Now, how does Tribblix handle all this?

For anything inherited from illumos-gate, I simply put files wherever illumos-gate put them.

For anything I build and ship, I normally build with a --prefix of /usr. And, for most packages, that's the only thing I set. What this means is that for most packages, --sysconfdir is /usr/etc and --localstatedir would be /usr/var. I do not redirect --sysconfdir to /etc by default. In most cases I think I've done the right thing, to be honest, as often the files that would have been put into /etc aren't meaningfully editable in any case.

In those cases where the application does expect user-editable configuration, I will set --sysconfdir to /etc. This covers things like BIND, samba, cups, openssh, and the like.

Laying things out like this helps with things like sparse-root zones. I'm loopback-mounting /usr read-only, and that neatly catches everything (and ensures the parts of a package are consistent).

On the subject of zones, in a sparse-root zone /lib is inherited, which causes a problem. The SMF manifests and method scripts are now stored under /lib, and some are only relevant to the global zone. To handle this, I make a fixed copy of /lib for sparse-root zones to use, that doesn't have any errant SMF services present.

In order to be able to add my own services to zones, I make sure the manifests live under /var, which is unique to a zone.

I also handle /opt specially. According to filesystem(5), this is the "Root of a subtree for add-on application packages." The idea has always been that 3rd-parties pick a directory there and have that as their own dedicated prefix. (As an aside, I've always found the use of /etc/opt/foo and /var/opt/foo to be incredibly confusing, as it basically splatters the files associated with a given application all over the filesystem, making it very hard to keep track of things. Which is one of the reasons I just specify the prefix and put everything under the one root if I can.)

And what I do with /opt is mandate that it's not inherited by zones.
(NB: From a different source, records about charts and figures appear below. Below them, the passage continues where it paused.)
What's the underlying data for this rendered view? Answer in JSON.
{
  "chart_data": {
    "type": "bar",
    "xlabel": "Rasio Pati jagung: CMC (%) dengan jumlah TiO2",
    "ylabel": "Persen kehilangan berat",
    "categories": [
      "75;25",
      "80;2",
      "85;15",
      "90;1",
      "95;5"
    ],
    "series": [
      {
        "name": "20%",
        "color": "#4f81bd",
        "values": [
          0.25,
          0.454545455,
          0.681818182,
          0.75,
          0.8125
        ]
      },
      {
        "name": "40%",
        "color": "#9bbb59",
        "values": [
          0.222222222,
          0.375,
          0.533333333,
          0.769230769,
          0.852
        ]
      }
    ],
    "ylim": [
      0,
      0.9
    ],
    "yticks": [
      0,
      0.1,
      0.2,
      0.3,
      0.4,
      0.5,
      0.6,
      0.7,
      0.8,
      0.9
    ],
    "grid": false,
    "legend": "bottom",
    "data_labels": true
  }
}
Anything installed in /opt won't automatically be inherited by a zone. If you want it in a zone, you need to make sure it gets added there.

For my own applications designed for zones - particularly services, I put them under /opt/tribblix, so that an application foobar lives in /opt/tribblix/foobar, its configuration under /opt/tribblix/foobar/etc, and the like. Again, it's easier to see everything clearly if there's only one place to look. This layout makes it easy to run services in sparse-root zones, as the OS in /usr is read-only and the application never needs to touch that.
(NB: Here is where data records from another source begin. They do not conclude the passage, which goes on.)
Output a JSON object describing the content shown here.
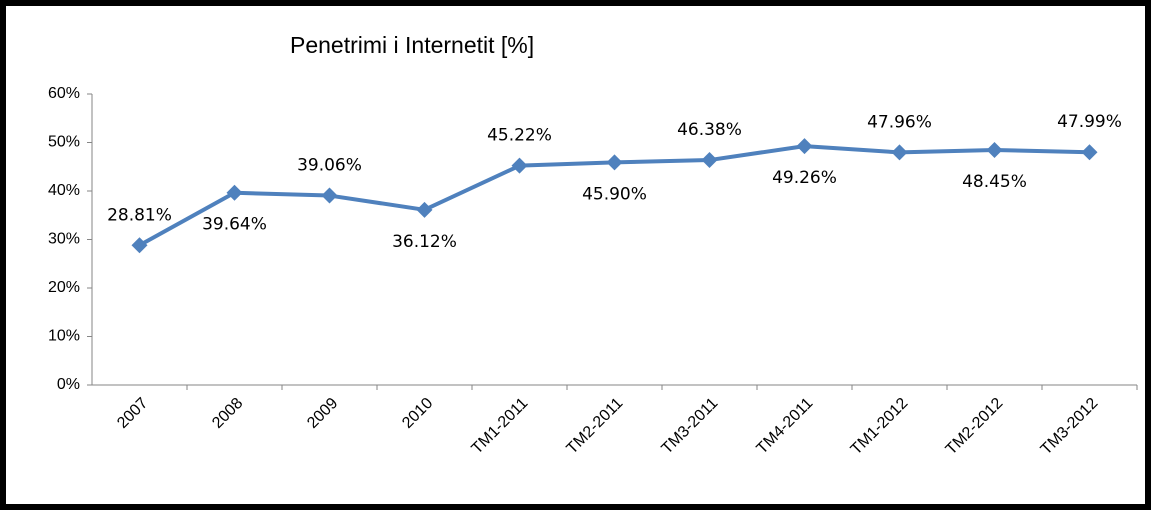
{
  "chart_data": {
    "type": "line",
    "title": "Penetrimi i Internetit [%]",
    "categories": [
      "2007",
      "2008",
      "2009",
      "2010",
      "TM1-2011",
      "TM2-2011",
      "TM3-2011",
      "TM4-2011",
      "TM1-2012",
      "TM2-2012",
      "TM3-2012"
    ],
    "values": [
      28.81,
      39.64,
      39.06,
      36.12,
      45.22,
      45.9,
      46.38,
      49.26,
      47.96,
      48.45,
      47.99
    ],
    "value_labels": [
      "28.81%",
      "39.64%",
      "39.06%",
      "36.12%",
      "45.22%",
      "45.90%",
      "46.38%",
      "49.26%",
      "47.96%",
      "48.45%",
      "47.99%"
    ],
    "color": "#4f81bd",
    "ylim": [
      0,
      60
    ],
    "yticks": [
      {
        "value": 0,
        "label": "0%"
      },
      {
        "value": 10,
        "label": "10%"
      },
      {
        "value": 20,
        "label": "20%"
      },
      {
        "value": 30,
        "label": "30%"
      },
      {
        "value": 40,
        "label": "40%"
      },
      {
        "value": 50,
        "label": "50%"
      },
      {
        "value": 60,
        "label": "60%"
      }
    ],
    "grid": false
  }
}
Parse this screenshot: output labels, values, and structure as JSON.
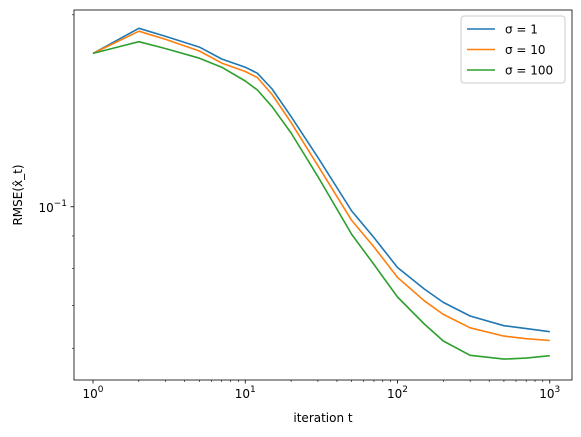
{
  "chart_data": {
    "type": "line",
    "xlabel": "iteration t",
    "ylabel": "RMSE(x̂_t)",
    "x_scale": "log",
    "y_scale": "log",
    "xlim": [
      0.75,
      1400
    ],
    "ylim": [
      0.0535,
      0.2035
    ],
    "x_tick_labels": [
      {
        "value": 1,
        "label_base": "10",
        "label_exp": "0"
      },
      {
        "value": 10,
        "label_base": "10",
        "label_exp": "1"
      },
      {
        "value": 100,
        "label_base": "10",
        "label_exp": "2"
      },
      {
        "value": 1000,
        "label_base": "10",
        "label_exp": "3"
      }
    ],
    "y_tick_labels": [
      {
        "value": 0.1,
        "label_base": "10",
        "label_exp": "−1"
      }
    ],
    "grid": false,
    "legend_position": "top-right",
    "x": [
      1,
      2,
      3,
      5,
      7,
      10,
      12,
      15,
      20,
      30,
      50,
      70,
      100,
      150,
      200,
      300,
      500,
      700,
      1000
    ],
    "series": [
      {
        "name": "σ = 1",
        "color": "#1f77b4",
        "values": [
          0.174,
          0.1905,
          0.185,
          0.178,
          0.1705,
          0.1655,
          0.162,
          0.153,
          0.1385,
          0.1195,
          0.0985,
          0.0895,
          0.0803,
          0.0743,
          0.0708,
          0.0674,
          0.0651,
          0.0644,
          0.0637
        ]
      },
      {
        "name": "σ = 10",
        "color": "#ff7f0e",
        "values": [
          0.174,
          0.1885,
          0.183,
          0.1755,
          0.168,
          0.163,
          0.1595,
          0.15,
          0.1355,
          0.116,
          0.0952,
          0.0865,
          0.0775,
          0.0712,
          0.0678,
          0.0646,
          0.0627,
          0.0621,
          0.0617
        ]
      },
      {
        "name": "σ = 100",
        "color": "#2ca02c",
        "values": [
          0.174,
          0.1815,
          0.177,
          0.171,
          0.1655,
          0.1575,
          0.1525,
          0.1435,
          0.1305,
          0.1115,
          0.0905,
          0.0812,
          0.0722,
          0.0655,
          0.0616,
          0.0585,
          0.0577,
          0.0579,
          0.0584
        ]
      }
    ]
  }
}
Modulo dependencies, anyway. That's a problem I haven't really solved, as some applications depend on packages that live in /usr, so I need some way to ensure that the right packages are installed in the global zone (or the zone template).

Solaris also had the notion of subsystems. For example, CDE (the dt subsystem) lived under /usr/dt, /var/dt, /etc/dt and the like. Again, I don't follow that. (Although there is the one exception which is that I install CDE under /usr/dt, because that's where it's always lived.) Most things are either generic (so live directly in /usr) or are  services that live under /opt/tribblix for zone support.

The exception to this are packages that live under /usr/versions in Tribblix. The main idea here is for things that might come in more than 1 version. For example, python 2 vs python 3. Or the various versions of Node.js or Java. Here the convention is that the application lives in a versioned directory under /usr/versions, allowing multiple versions of an application to coexist. (One or two things end up under /usr/versions even though there's no meaningful need to ever support multiple versions, when I need to put something in it's own directory hierarchy rather than directly in /usr, just to avoid having to create another standard location. Sort of like subsystems, but more tightly managed.) I'll generally put convenience links in the default path, although sometimes that involves picking a default version.

This all mirrors how I used to install software on Solaris 10 with zones many years ago. It's designed with zones in mind, and has been pretty sucessful.